Executive director Jacquie Chandler wants to change the way people think about the lake. She thinks the Tahoe Expo can help do this by demonstrating what a geotourism-based economy could look like in the region for one day a year. This is the third year the organization has hosted this event.
“It’s one day until it’s every day,” Chandler said. “[Geotourism is] visitation that does no harm. It’s stewardship of the geography, the art, the culture, the heritage, the environment and the local well-being.”
She explained that the current “visitor’s menu” for Lake Tahoe—which includes the activities listed above—is too limited. She wants to expand it into a geotourism economy that benefits every party involved, including visitors, business owners and the environment.
“If you had to live off the water in your bathroom sink, would you be careful what you put on the edge of your sink?” Chandler said. “Well, that’s Tahoe. We’re not careful about what we put on the edge of the mountains.”
The Expo will have about 20 “geotracks”—fun and meaningful, low-carbon footprint activities that connect to Lake Tahoe. They are located throughout the region on both days and include activities like yoga on standup paddleboards, a tour to learn about our feathered friends at Spooner Lake, and an electric bicycle test drive and tour to monitor storm drain water.
These activities are located near bus stops so participants can help reduce their carbon footprint. Biking, hiking and water transit are options, too.

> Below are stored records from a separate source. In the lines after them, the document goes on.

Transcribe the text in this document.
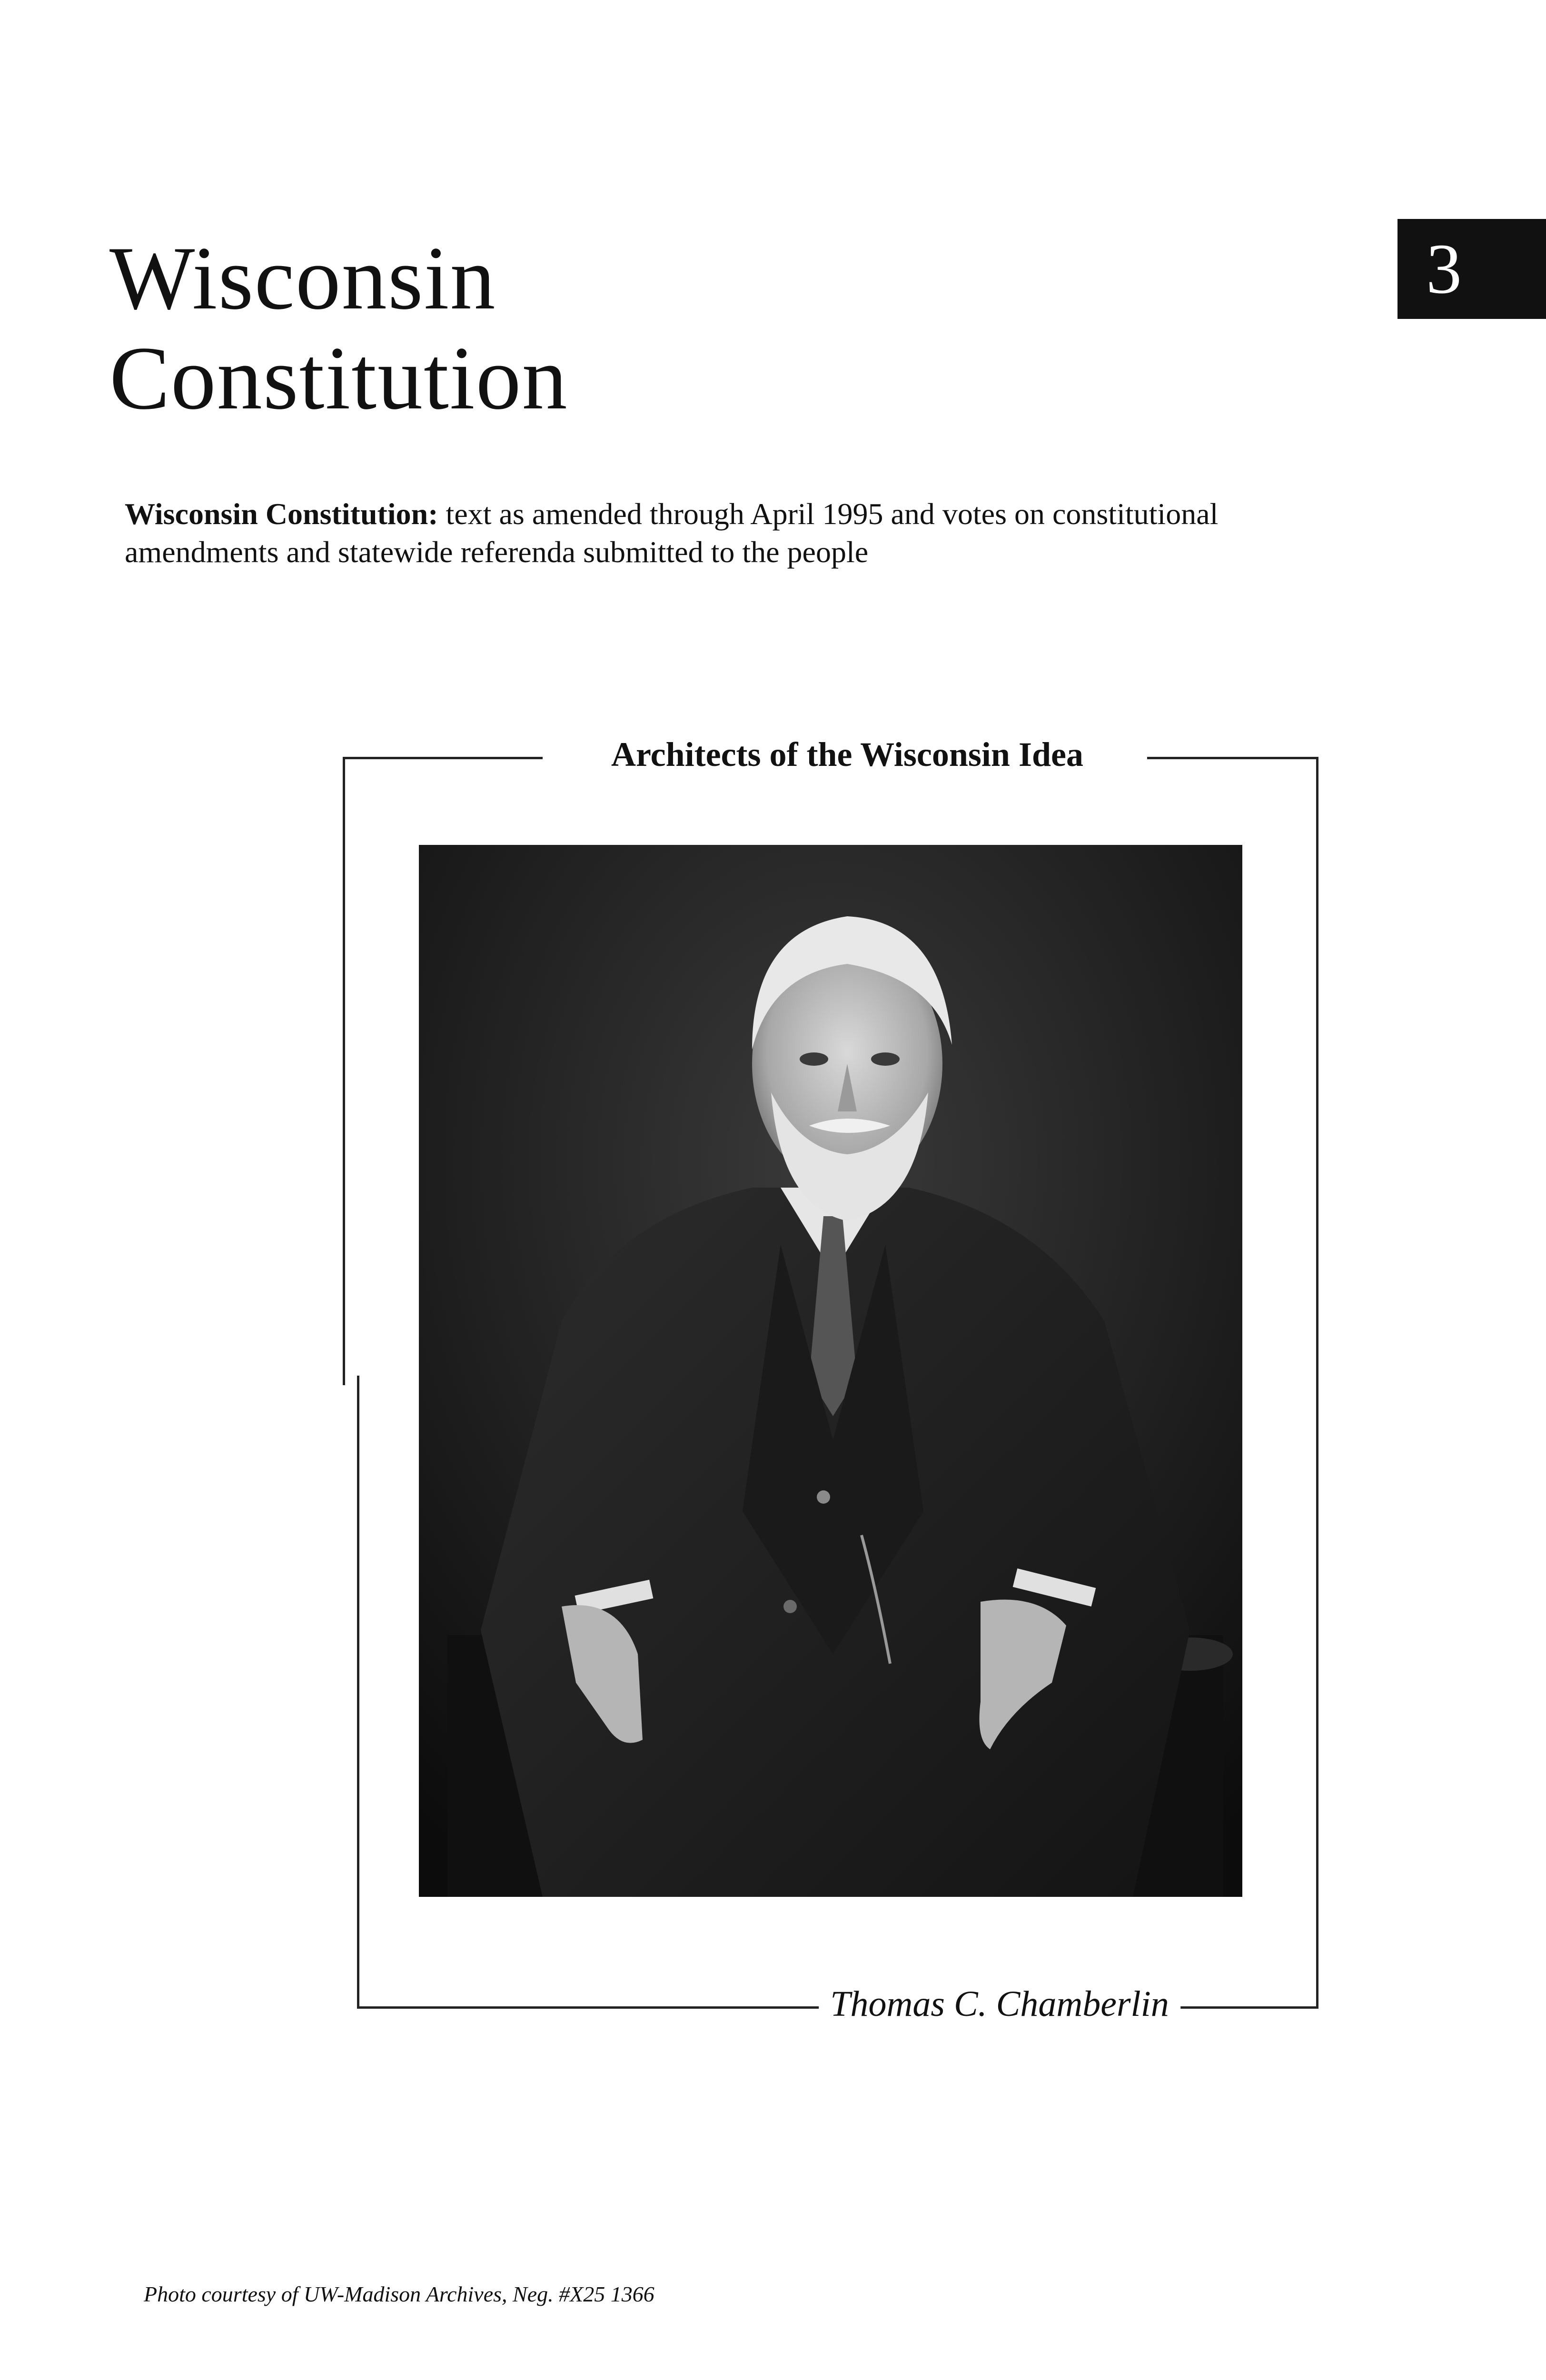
Wisconsin
Constitution
3
Wisconsin Constitution: text as amended through April 1995 and votes on constitutional amendments and statewide referenda submitted to the people
Architects of the Wisconsin Idea
Thomas C. Chamberlin
Photo courtesy of UW-Madison Archives, Neg. #X25 1366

“Transit around the lake right now is killing the lake, but if we start looking at it a little more creatively, then the journey can be the reward as well,” said co-founder and president of the organization’s board John Hara. “If you look at other places, transit is part of the attraction. Clean, green transit.”
What both Hara and Chandler are most excited for, though, is at the event’s center stage at Sand Harbor from 9 a.m. to 3 p.m.: a Washoe laka’lelup. This will be a gathering of Washoe people with various cultural activities, like making moccasins, rabbit blankets and arrowheads, and ceremonies to honor the water throughout the day. The Washoe have not done this kind of ceremony at Sand Harbor since 1840. This event will help the Washoe, too, because they’re racing against the clock to teach their ceremonies, arts and crafts and culture to the younger generations.
“A long time ago, and even today, our coming together as a people is part of who we are as a distinct people and as a community of people with related identities,” said Washoe Tribe language teacher Herman Fillmore. “Many times we come together for big ’gatherings,’ but often these are done when it is time—when things are meant to be—not as an event.”
The Washoe are the original guardians of the lake because the area is their homeland. Chandler believes this is “a rare opportunity for the past to serve the future” because we need their guidance to help preserve the lake.
There will also be a variety of performances on the Shakespeare stage at Sand Harbor starting at 3 p.m. on Aug. 30. There will be plays and dance and musical performances that each tie into the performer’s love for the water.